In the upcoming legislative session, these fundamental contradictions in our state policies will come to a head. We can’t continue to tax the poor and shelter the rich while providing a basic education to all. Well, we can, if we cut all the things on the list named above.

Reckless endangerment?

Bill Stauffacher, the lobbyist for the Independent Insurance Agents and Brokers (IIABW), is ready to make those cuts. In a letter to members of the IIABW, Stauffacher explains that the lobby will face two big tax fights—an effort to increase the B&O tax rate on producer commissions, and an effort to create a state capital gains tax, which he argues, is the first step towards a state income tax.

Stauffacher writes, “IIABW-member agencies and producers who are concerned about their B&O taxes increasing or the possibility of a new state capital gains tax (yes, you read that correctly) should run right at the looming political hurricane with all the collective force and fury we can marshal. This requires a renewed commitment to supporting the Big I PAC, timely grassroots participation and support of IIABW’s lobbying efforts.”

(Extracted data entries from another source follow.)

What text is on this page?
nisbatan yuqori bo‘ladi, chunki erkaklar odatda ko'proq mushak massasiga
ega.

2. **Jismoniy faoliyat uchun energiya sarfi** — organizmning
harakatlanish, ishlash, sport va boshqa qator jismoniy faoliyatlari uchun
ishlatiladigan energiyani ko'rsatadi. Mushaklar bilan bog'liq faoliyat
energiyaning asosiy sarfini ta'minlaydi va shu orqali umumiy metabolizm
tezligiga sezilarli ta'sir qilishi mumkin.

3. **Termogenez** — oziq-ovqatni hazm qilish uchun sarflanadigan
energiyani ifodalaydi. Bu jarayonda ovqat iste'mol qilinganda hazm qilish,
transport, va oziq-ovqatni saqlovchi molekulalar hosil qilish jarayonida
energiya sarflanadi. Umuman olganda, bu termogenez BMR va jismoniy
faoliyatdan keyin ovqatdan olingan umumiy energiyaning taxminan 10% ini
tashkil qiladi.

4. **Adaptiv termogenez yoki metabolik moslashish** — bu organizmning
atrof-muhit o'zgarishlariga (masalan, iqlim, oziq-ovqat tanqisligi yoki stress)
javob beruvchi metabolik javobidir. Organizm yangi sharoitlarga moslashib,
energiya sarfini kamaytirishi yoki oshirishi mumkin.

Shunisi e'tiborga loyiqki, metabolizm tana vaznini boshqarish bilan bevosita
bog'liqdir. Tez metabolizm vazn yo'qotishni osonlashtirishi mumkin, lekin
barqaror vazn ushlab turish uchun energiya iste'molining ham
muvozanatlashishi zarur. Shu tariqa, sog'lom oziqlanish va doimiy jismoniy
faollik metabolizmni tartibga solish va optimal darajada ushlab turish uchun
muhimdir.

The status quo that Stauffacher supports—that the Supreme Court objects to—is one the state has tried to address before. In the 1970’s, in Thurston County, Judge Robert Doran ruled that schools were too reliant on local levies for their funding, which led to inequities across districts. The Supreme Court agreed in 1978, and the Levy Lid Act was passed, allowing local levies to pay for no more than 10% of a district’s education. That was repealed, and replaced, and the allowable levy limit crept up towards 30%. Currently, local levies provide about 16% of school funding, and the state provides 66 % (Budget and Policy Center).

What this means is that schools are not equal. Opportunities for learning are not equal. Local levies in the Sumner School District in north Pierce County add $2578 per student per year to the district budget. Local levies in the Sunnyside School District in Yakima add $351 per student. What difference can $2227 per student per year make in a school, or in a district? That’s a $55,000 difference in each 25-student classroom, each year.

Bill Stauffacher and his PAC may win. Washington may continue to be a comfortable home for the wealthy, while at the same time taxing the poor and providing inadequate services. He’s organized, he’s focused, and he’s getting ready now. Are we?

Emily Lardner teaches at The Evergreen State College and co-directs The Washington Center for Improving Undergraduate Education, a public service of the college.